Nvidia GeForce GTX 1650
Release Date: 2019/04
Specifications
Clock Speeds
Base 1485 MHz
Boost 1485 MHz
Memory 2001 MHz
Memory
Size 4 GB
Type GDDR5
Bandwidth 128.1 GB/s
Power
Usage 75 W
Price History
Price history excludes Amazon sources
GPU Description
The Nvidia GeForce GTX 1650 is a discontinued, entry-level graphics card based on the older Turing architecture. Originally released in 2019, it primarily served as a low-power, compact solution for basic desktop systems, particularly OEM pre-builds lacking supplemental PCIe power cables. Nvidia officially ceased production of the 16-series lineup in early 2024, relegating the GTX 1650 entirely to legacy status. In the 2026 landscape, it functions strictly as a retrofit component for aging office PCs or a basic display adapter for lightweight, older software.

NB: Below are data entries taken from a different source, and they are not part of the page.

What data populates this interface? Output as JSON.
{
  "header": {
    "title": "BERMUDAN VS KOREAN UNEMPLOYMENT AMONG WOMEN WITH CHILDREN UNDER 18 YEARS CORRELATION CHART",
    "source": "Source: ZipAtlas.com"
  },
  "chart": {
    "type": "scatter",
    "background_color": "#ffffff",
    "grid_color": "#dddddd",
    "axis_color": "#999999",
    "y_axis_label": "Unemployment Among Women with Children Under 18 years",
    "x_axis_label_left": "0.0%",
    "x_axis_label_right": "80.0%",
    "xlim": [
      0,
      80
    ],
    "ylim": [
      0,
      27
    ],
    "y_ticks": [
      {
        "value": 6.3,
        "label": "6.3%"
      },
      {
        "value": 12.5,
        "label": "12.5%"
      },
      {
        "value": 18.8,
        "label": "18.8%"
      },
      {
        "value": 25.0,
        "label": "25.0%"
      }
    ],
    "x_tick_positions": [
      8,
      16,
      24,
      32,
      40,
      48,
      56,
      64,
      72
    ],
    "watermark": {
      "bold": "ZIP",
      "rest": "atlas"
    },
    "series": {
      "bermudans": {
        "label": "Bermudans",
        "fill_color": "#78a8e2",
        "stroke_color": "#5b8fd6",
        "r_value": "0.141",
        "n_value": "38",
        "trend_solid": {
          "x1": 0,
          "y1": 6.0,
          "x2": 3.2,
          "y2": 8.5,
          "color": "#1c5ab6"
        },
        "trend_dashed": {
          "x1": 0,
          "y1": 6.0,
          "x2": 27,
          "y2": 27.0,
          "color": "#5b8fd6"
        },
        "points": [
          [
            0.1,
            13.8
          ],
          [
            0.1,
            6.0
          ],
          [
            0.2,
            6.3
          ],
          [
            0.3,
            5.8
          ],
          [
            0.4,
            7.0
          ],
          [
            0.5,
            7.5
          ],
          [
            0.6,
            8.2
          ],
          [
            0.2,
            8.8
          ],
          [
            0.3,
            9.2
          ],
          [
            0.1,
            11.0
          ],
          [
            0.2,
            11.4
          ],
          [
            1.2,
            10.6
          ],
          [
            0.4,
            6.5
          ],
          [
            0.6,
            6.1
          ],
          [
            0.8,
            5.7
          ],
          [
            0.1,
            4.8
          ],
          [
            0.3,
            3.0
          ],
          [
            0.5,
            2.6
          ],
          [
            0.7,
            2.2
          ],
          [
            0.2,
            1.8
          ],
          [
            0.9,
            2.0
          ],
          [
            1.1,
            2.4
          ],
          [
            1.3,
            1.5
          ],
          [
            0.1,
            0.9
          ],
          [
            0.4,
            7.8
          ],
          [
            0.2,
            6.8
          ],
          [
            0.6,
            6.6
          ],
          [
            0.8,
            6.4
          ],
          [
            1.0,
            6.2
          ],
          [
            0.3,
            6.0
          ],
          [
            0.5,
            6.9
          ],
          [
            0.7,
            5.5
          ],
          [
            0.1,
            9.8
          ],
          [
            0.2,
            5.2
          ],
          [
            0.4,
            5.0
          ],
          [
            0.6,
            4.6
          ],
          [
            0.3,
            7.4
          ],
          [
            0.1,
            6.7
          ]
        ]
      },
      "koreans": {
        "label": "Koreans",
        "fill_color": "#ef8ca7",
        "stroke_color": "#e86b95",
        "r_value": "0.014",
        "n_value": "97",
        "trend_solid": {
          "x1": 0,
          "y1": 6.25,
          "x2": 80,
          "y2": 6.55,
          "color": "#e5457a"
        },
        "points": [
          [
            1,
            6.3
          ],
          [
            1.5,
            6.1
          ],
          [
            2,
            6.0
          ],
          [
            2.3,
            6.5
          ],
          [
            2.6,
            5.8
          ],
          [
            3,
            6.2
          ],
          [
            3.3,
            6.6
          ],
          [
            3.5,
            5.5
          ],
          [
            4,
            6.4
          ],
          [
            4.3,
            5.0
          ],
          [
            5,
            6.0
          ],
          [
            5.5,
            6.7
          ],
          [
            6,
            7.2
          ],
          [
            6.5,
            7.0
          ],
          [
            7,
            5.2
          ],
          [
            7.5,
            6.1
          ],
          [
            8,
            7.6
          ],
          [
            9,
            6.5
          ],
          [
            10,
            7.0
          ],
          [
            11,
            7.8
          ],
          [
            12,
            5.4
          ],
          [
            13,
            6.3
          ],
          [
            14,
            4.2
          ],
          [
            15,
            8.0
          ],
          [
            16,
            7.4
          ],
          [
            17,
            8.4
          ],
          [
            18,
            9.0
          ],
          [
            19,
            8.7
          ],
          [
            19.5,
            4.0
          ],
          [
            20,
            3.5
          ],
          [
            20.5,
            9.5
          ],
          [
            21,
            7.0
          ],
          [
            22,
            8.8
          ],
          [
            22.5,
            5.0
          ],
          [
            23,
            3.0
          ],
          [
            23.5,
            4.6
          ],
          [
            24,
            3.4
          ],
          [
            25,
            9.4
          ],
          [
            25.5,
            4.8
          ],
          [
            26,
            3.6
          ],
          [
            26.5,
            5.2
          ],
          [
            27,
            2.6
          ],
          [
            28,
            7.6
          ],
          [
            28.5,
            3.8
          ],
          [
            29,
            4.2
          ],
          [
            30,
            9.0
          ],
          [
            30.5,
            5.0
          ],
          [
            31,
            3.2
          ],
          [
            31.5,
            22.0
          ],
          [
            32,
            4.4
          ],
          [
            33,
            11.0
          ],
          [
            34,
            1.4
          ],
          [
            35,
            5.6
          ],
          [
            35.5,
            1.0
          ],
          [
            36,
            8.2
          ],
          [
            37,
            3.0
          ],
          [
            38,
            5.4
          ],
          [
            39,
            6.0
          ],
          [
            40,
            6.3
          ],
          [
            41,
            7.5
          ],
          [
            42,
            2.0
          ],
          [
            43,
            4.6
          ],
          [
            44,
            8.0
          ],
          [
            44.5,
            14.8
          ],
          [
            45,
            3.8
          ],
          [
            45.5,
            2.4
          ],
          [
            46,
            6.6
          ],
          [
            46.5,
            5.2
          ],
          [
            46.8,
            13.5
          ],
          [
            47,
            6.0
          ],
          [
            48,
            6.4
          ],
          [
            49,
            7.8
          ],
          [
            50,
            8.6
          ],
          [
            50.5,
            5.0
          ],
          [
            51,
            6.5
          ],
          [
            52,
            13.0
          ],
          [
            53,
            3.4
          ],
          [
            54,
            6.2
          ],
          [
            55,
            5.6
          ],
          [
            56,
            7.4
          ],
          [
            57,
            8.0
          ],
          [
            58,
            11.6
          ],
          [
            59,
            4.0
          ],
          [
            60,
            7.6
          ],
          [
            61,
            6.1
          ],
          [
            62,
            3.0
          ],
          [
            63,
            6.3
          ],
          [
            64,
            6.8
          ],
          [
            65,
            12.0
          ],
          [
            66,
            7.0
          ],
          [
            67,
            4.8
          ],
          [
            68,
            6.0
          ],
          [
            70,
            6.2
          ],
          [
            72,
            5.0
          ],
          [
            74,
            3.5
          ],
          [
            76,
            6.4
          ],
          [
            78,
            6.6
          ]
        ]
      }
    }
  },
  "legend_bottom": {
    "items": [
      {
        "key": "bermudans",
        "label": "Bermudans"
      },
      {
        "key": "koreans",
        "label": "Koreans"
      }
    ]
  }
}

By modern standards, the GTX 1650 faces severe performance limitations. Its 4GB VRAM buffer is a hard bottleneck for current game engines, routinely causing texture pop-in, heavy stuttering, and application crashes if visual settings are pushed beyond their minimums. Furthermore, the older GTX branding indicates a lack of the hardware required for DLSS upscaling or hardware-accelerated ray tracing. While the card can still maintain playable framerates in older esports titles at 1080p, running current-generation AAA games requires dropping internal rendering resolutions to 720p and utilizing the absolute lowest visual presets. Buyers requiring functional performance in modern 3D workloads must look toward current-generation architectures.
Pros and Cons
Pros:
- Operates within a strict 75W power footprint, with many models drawing all necessary power directly from the motherboard PCIe slot.
- Widely available in single-slot and low-profile physical designs, ensuring compatibility with small form factor (SFF) and restrictive OEM cases.
- Maintains reliable rasterization performance for older esports games and 2D indie titles.
Cons:
- Officially discontinued and relies on an aging feature set that entirely lacks DLSS upscaling, hardware ray tracing, and AV1 video encoding.
- The 4GB memory capacity is deeply inadequate for modern gaming, directly resulting in severe performance drops in newer engines.
- Cannot sustain playable frame rates in current-generation AAA releases without extreme compromises to internal rendering resolution and visual fidelity.
Alternatives
- comparable gpu: Nvidia GeForce RTX 3050 6GB — Fits the exact same technical requirement (a 75W, slot-powered design requiring no external power cables) for upgrading older office PCs, while providing a larger memory pool and access to basic DLSS upscaling.
- budget pick: Arc B580 — A current-generation entry-level card that provides a vastly larger VRAM buffer, modern XeSS upscaling support, and a capable architecture for modern 1080p workloads.
- upgrade pick: GeForce RTX 5060 — Represents the modern baseline for mainstream gaming, delivering current-generation DLSS 4 frame generation, vastly superior memory bandwidth, and a massive leap in raw computational power.